Dr. Frank's laboratory has also shown that ABCB5 serves as a multidrug resistance transporter in human malignant melanoma, conferring resistance to chemotherapy . Subsequent work has shown that ABCB5 expression 1) marks melanoma cells of stem cell phenotype and function; 2) correlates with tumorigenic growth of melanoma cells in vivo; and 3) is more abundant in human malignant melanoma than in benign melanocytic nevi in human patients (Schatton et al. Nature 2008). Moreover, genetically determined ABCB5 functionality correlates with clinical melanoma risk. Additionally, his laboratory has identified novel T-cell modulatory functions of ABCB5+ melanoma subpopulations that suggest specific roles for these melanoma stem cells in the evasion of antitumor immunity and in cancer immunotherapeutic resistance. Moreover, his laboratory has recently demonstrated that VEGFR-1 function in melanoma stem cells regulates vasculogenic mimicry and the associated stem cell-dependent production of the pro-proliferative melanoma mitogen,laminin, a novel molecular mechanism through which melanoma stem cells promote tumor growth that can be therapeutically targeted in preclinical tumor xenotransplantation models.

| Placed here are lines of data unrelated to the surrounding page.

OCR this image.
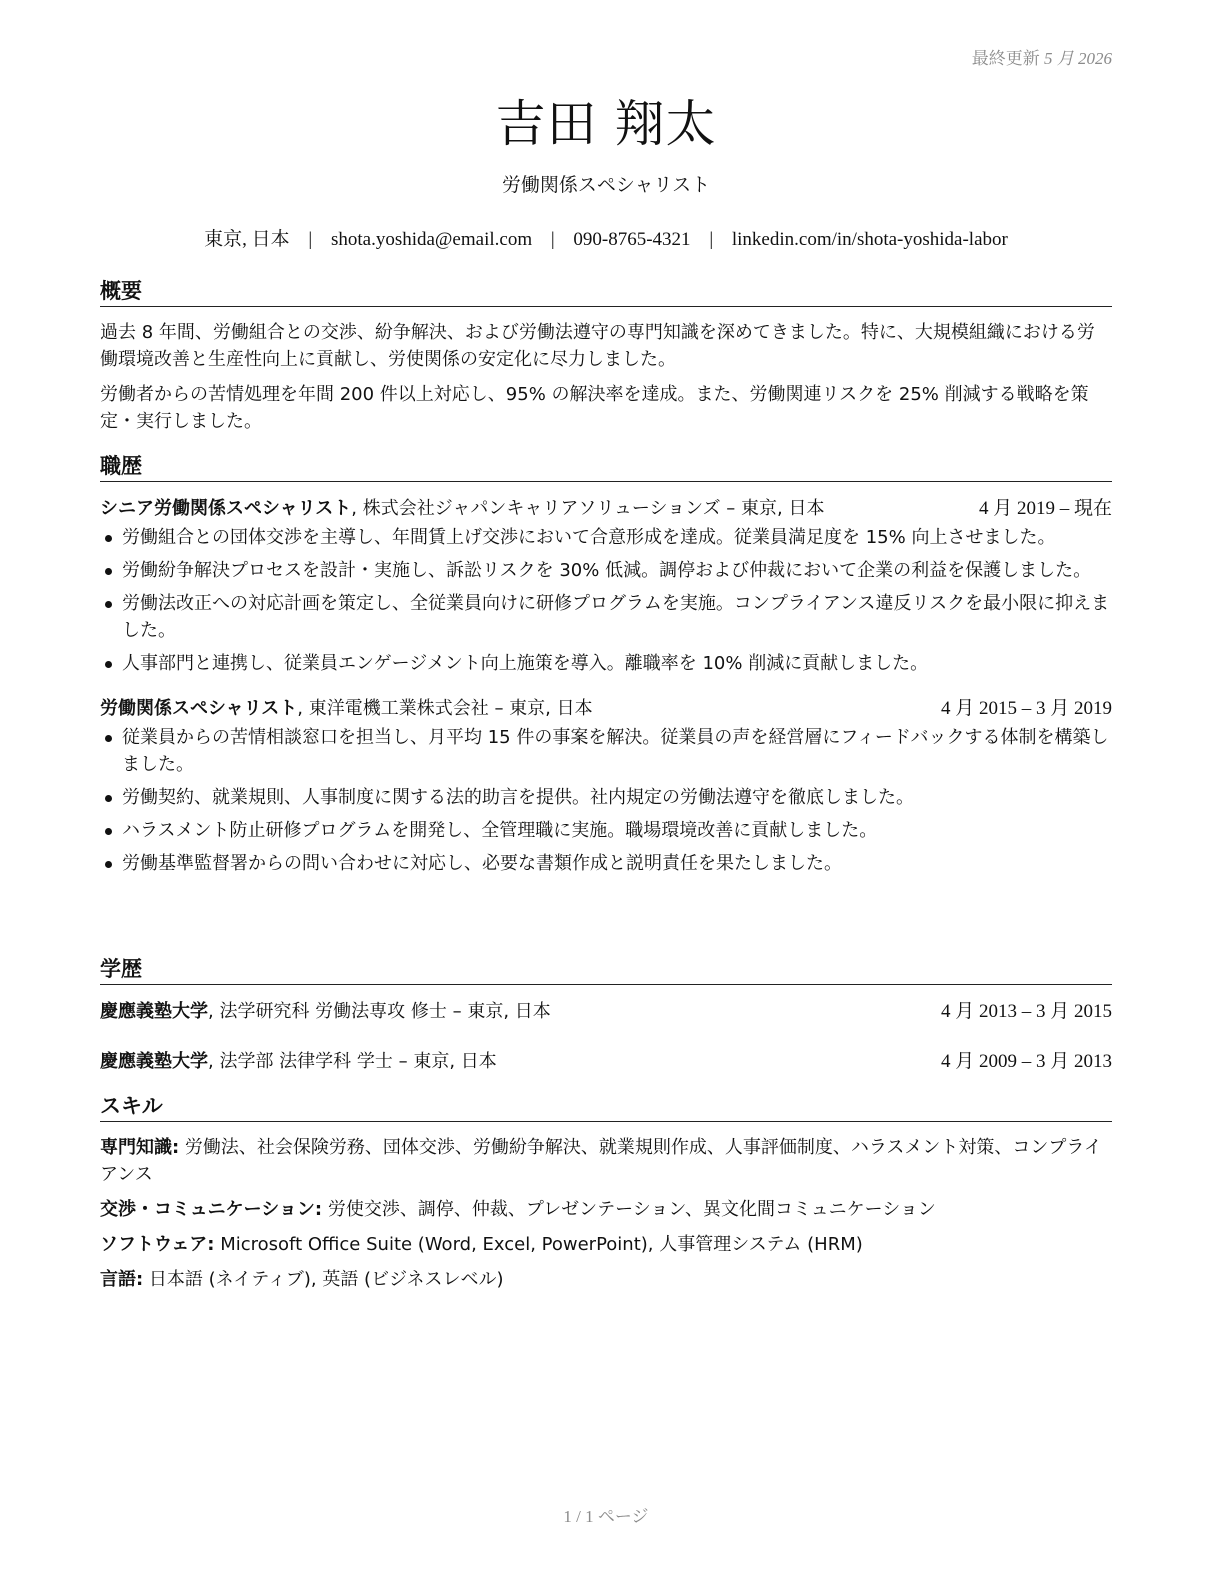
最終更新 5 月 2026
吉田 翔太
労働関係スペシャリスト
東京, 日本 | shota.yoshida@email.com | 090-8765-4321 | linkedin.com/in/shota-yoshida-labor
概要
過去 8 年間、労働組合との交渉、紛争解決、および労働法遵守の専門知識を深めてきました。特に、大規模組織における労働環境改善と生産性向上に貢献し、労使関係の安定化に尽力しました。
労働者からの苦情処理を年間 200 件以上対応し、95% の解決率を達成。また、労働関連リスクを 25% 削減する戦略を策定・実行しました。
職歴
シニア労働関係スペシャリスト, 株式会社ジャパンキャリアソリューションズ – 東京, 日本	4 月 2019 – 現在
労働組合との団体交渉を主導し、年間賃上げ交渉において合意形成を達成。従業員満足度を 15% 向上させました。
労働紛争解決プロセスを設計・実施し、訴訟リスクを 30% 低減。調停および仲裁において企業の利益を保護しました。
労働法改正への対応計画を策定し、全従業員向けに研修プログラムを実施。コンプライアンス違反リスクを最小限に抑えました。
人事部門と連携し、従業員エンゲージメント向上施策を導入。離職率を 10% 削減に貢献しました。
労働関係スペシャリスト, 東洋電機工業株式会社 – 東京, 日本	4 月 2015 – 3 月 2019
従業員からの苦情相談窓口を担当し、月平均 15 件の事案を解決。従業員の声を経営層にフィードバックする体制を構築しました。
労働契約、就業規則、人事制度に関する法的助言を提供。社内規定の労働法遵守を徹底しました。
ハラスメント防止研修プログラムを開発し、全管理職に実施。職場環境改善に貢献しました。
労働基準監督署からの問い合わせに対応し、必要な書類作成と説明責任を果たしました。
学歴
慶應義塾大学, 法学研究科 労働法専攻 修士 – 東京, 日本	4 月 2013 – 3 月 2015
慶應義塾大学, 法学部 法律学科 学士 – 東京, 日本	4 月 2009 – 3 月 2013
スキル
専門知識: 労働法、社会保険労務、団体交渉、労働紛争解決、就業規則作成、人事評価制度、ハラスメント対策、コンプライアンス
交渉・コミュニケーション: 労使交渉、調停、仲裁、プレゼンテーション、異文化間コミュニケーション
ソフトウェア: Microsoft Office Suite (Word, Excel, PowerPoint), 人事管理システム (HRM)
言語: 日本語 (ネイティブ), 英語 (ビジネスレベル)
1 / 1 ページ
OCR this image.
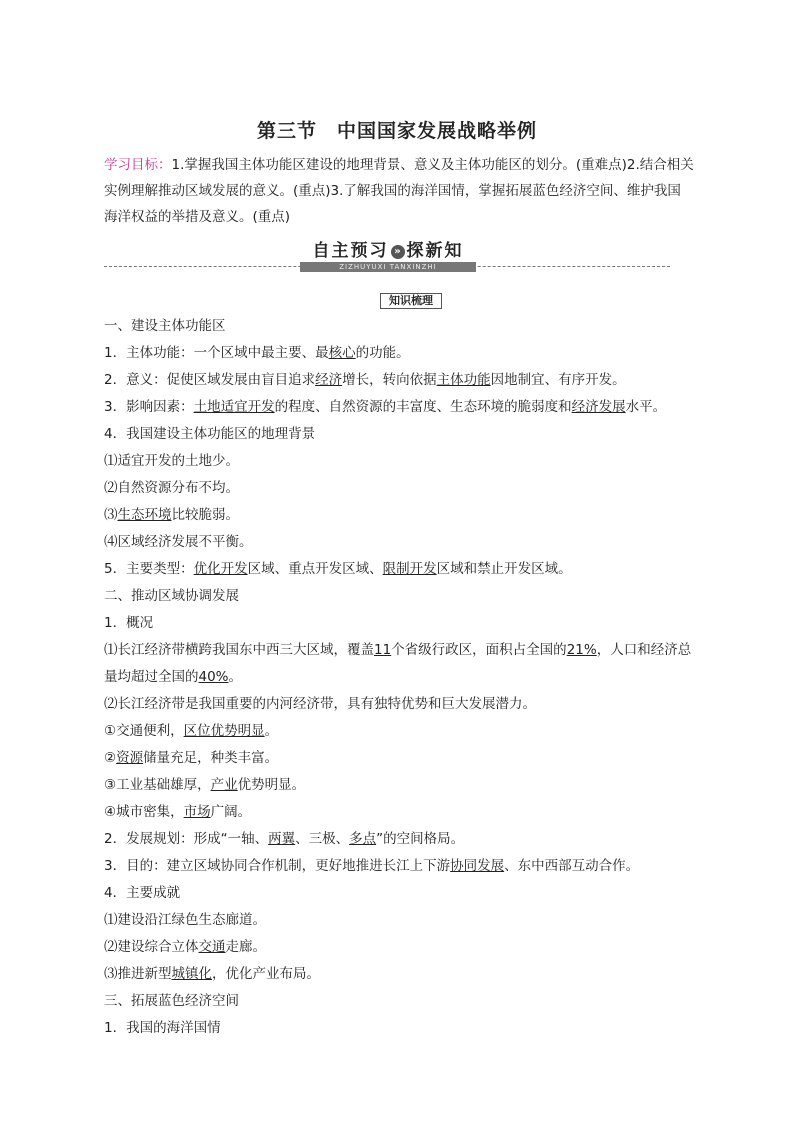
第三节　中国国家发展战略举例
学习目标：1.掌握我国主体功能区建设的地理背景、意义及主体功能区的划分。(重难点)2.结合相关实例理解推动区域发展的意义。(重点)3.了解我国的海洋国情，掌握拓展蓝色经济空间、维护我国海洋权益的举措及意义。(重点)
自主预习 » 探新知
ZIZHUYUXI TANXINZHI
知识梳理

一、建设主体功能区

1．主体功能：一个区域中最主要、最核心的功能。

2．意义：促使区域发展由盲目追求经济增长，转向依据主体功能因地制宜、有序开发。

3．影响因素：土地适宜开发的程度、自然资源的丰富度、生态环境的脆弱度和经济发展水平。

4．我国建设主体功能区的地理背景

⑴适宜开发的土地少。

⑵自然资源分布不均。

⑶生态环境比较脆弱。

⑷区域经济发展不平衡。

5．主要类型：优化开发区域、重点开发区域、限制开发区域和禁止开发区域。

二、推动区域协调发展

1．概况

⑴长江经济带横跨我国东中西三大区域，覆盖11个省级行政区，面积占全国的21%，人口和经济总量均超过全国的40%。

⑵长江经济带是我国重要的内河经济带，具有独特优势和巨大发展潜力。

①交通便利，区位优势明显。

②资源储量充足，种类丰富。

③工业基础雄厚，产业优势明显。

④城市密集，市场广阔。

2．发展规划：形成“一轴、两翼、三极、多点”的空间格局。

3．目的：建立区域协同合作机制，更好地推进长江上下游协同发展、东中西部互动合作。

4．主要成就

⑴建设沿江绿色生态廊道。

⑵建设综合立体交通走廊。

⑶推进新型城镇化，优化产业布局。

三、拓展蓝色经济空间

1．我国的海洋国情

Most recently, the Frank laboratory demonstrated that ABCB5 controls IL-1beta secretion in melanoma stem cells, which serves to maintain these slow-cycling, chemoresistant cells through an IL-1beta/IL8/CXCR1 cytokine signaling circuit. This cancer stem cell maintenance circuit involved reciprocal paracrine interactions with ABCB5-negative cancer cell populations. ABCB5 blockade induced cellular differentiation, reversed resistance to multiple chemotherapeutic agents, and impaired tumor growth in vivo. Together, these results defined a novel function for ABCB5 in cancer stem cell maintenance and tumor growth.
In tandem with fundamental approaches to further characterize the functional roles of ABCB5 in normal tissue-specific stem cells and cancer stem cells, Dr. Frank's laboratory explores the clinical relevance of ABCB5 as a biomarker of melanoma progression, prognosis and outcome, and investigates the therapeutic efficacy of ABCB5 targeting in melanoma and additional ABCB5-expressing human malignancies.